AFTR PRTY Radio| Week 4

I know I say this every week, but this really is our best playlist yet. Read about our five highlights below… Raleigh rapper Cloudy Nueve’s greatness lives on (R.I.P🙏), Thouxanbanfauni gives us 16 new tracks showcasing his experimental hip hop sound, Brooklyn’s own Sheff G shows us his melodic take on the subgenre he helped establish, Saint Lyor’s tenacity is set to put Brockton on the map, and UK Drake is back. Check out the full playlist here and look out for a new 25-song playlist every Friday.


“Stranger to Love” by Cloudy Nueve

On Christmas Day 2019, Cloudy Nueve tragically passed away at the young age of 26. Since his passing, we’ve received three posthumous projects in 2020 alone, the latest of which dropped just shy of a month ago. Cloudy Nueve, the Raleigh, NC rapper’s self-titled album, beautifully showcases his creative re-imagination of trap, his unique vocal character, his ear for melody, and his prowess as a rapper. On “Stranger to Love,” Coudy Nueve croons vigorously, his voice doused in just enough autotune, over an almost melancholy piano.


“ULTRA VIOLET” by Thouxanbanfauni


Thouxanbanfauni, a close-knit collaborator of UnoTheActivist, first earned his highly devoted, continuously expanding following when he brought his experimental hip hop sound to SoundCloud. As it turns out, the Chattanooga-born, Atlanta-raised rapper is prolific as he is creative: earlier this week, he brought us 16 new tracks on CLAIRVOYANCE, his 8th complete project on streaming platforms since 2017. Thouxanbanfauni’s gravelly, choppy flows traverse a characteristic ultradigital sonic landscape, wherein a symphony of synths surround a warped, high-density bass.


“MELODY” by Sheff G

On his latest 5-track EP, Just 4 Y’all, Brooklyn drill trailblazer Sheff G brings his characteristic baritone flows and his extraordinary gift for lyricism to straightforward, bass-heavy production with some instrumental flair. The EP’s star-studded lineup of features include Sheff’s longtime collaborator Sleepy Hallow, as well as Lil Tjay, King Von, Jay Critch, Eli Fross, and even Rich The Kid. This project continues the trend established by One and Only, Sheff’s latest full album from earlier this year, breaking somewhat from the traditional Brooklyn drill sound which he indisputably pioneered in favor of a more melodic, laid-back sound.

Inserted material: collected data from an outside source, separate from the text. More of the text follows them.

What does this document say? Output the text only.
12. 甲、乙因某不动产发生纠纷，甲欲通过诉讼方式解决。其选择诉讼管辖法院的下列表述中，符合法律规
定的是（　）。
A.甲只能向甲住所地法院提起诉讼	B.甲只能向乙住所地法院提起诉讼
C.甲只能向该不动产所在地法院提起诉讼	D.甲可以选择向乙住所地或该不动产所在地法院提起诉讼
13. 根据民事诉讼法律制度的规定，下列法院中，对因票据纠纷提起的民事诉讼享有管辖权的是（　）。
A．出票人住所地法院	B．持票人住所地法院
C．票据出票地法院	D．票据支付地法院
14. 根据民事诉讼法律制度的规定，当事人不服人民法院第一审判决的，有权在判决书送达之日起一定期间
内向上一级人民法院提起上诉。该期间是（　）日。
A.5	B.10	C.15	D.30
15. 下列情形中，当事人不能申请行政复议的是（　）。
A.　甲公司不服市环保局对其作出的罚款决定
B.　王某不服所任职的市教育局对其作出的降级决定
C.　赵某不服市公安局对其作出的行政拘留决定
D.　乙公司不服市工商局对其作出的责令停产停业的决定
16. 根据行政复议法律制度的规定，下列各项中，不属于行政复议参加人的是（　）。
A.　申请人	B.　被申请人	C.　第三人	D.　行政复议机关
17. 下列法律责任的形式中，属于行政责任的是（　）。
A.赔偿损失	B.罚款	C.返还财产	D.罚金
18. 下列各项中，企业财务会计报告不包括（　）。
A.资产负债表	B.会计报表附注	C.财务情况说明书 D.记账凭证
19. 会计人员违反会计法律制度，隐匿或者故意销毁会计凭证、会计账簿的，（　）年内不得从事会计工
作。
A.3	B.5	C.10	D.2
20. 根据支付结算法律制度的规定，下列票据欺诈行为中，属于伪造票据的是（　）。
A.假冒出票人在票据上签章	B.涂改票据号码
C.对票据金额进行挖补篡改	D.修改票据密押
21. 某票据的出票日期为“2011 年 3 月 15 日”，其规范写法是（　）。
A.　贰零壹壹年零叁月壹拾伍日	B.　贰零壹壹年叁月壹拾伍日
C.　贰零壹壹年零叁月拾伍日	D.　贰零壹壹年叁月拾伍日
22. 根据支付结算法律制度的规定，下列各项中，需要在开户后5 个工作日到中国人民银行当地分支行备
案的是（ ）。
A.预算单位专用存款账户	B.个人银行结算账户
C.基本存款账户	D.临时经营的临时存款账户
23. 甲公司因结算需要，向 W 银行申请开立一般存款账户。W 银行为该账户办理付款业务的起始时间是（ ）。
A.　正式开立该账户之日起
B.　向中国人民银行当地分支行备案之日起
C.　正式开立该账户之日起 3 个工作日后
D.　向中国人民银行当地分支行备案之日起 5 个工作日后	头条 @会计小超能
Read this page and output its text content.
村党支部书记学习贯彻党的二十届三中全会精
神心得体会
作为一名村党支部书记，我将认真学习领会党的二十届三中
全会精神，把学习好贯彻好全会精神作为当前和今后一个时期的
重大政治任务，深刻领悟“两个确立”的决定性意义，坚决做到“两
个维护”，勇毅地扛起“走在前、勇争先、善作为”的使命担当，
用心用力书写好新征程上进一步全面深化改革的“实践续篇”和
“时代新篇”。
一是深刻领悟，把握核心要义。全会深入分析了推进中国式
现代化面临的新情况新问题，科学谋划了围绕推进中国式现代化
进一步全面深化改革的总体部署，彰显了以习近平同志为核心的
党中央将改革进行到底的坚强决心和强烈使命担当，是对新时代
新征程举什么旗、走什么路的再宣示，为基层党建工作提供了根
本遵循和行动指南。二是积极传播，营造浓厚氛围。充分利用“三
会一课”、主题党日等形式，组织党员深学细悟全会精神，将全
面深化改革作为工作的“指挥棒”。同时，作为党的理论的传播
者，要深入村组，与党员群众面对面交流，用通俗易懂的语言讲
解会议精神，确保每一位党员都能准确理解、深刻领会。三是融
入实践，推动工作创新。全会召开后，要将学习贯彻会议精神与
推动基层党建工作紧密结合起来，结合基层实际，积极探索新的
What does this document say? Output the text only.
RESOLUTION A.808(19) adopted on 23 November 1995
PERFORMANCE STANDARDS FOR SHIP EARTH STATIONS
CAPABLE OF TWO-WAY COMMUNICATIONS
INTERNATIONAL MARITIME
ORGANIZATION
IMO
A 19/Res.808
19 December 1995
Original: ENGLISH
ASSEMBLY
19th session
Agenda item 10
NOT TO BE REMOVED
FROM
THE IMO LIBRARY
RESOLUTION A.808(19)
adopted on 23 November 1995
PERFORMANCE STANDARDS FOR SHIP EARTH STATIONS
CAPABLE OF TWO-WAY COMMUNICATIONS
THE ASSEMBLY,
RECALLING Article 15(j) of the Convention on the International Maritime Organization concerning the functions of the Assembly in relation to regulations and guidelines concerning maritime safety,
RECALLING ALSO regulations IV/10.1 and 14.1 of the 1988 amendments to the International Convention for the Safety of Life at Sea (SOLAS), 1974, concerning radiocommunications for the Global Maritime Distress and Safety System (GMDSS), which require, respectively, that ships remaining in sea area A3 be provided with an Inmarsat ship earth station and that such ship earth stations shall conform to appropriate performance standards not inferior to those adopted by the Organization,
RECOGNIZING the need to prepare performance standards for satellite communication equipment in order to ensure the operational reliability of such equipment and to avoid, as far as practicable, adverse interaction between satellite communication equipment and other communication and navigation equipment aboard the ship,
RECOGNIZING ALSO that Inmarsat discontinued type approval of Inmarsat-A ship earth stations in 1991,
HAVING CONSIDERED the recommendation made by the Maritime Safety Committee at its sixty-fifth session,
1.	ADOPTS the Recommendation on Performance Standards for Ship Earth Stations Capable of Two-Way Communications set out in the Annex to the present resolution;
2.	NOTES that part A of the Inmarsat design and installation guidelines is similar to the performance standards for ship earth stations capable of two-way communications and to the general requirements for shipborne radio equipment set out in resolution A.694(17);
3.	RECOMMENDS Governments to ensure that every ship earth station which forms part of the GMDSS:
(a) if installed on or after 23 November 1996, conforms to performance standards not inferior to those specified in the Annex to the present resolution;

“Only You Freestyle” by Headie One & Drake

At this point, we’re all accustomed to Drakes penchant for culture hopscotch. On “Only You Freestyle,” his latest collab with North London rapper Headie One, he’s landed with two feet firmly planted in the UK (and he also ends rapping several bars in Arabic?!). With a tight, calculated flow and lyrics riddled with precise references, Drake leaves no loose ends—he may be a guest, but he’s truly taken the deep dive into UK drill. The two rappers essentially split the 4 minutes right down the middle, and Headie One, who Drake has referred to as “the best drill artist in the world,” also shows out strong. My personal highlight of the song is Headie’s 10-second melodic switch-up towards the end of his verse (~3:38), which he reals in just in time for his final few bars.


“GOSSIP” by Saint Lyor

For Saint Lyor, some well deserved recognition first materialized with the release of “GOSSIP,” the single accompanied by a video that preceded his debut album, IF MY SINS CAN TALK. Much of the video is set at Brockton High School, his alma mater—a way of paying homage to the place where it all began. While running, dancing, and even swinging alongside longtime friends and collaborators, he raps over playful piano loop. Saint Lyor is animated, spontaneous, and full of life. His flow, just like his movement, is bursting with energy.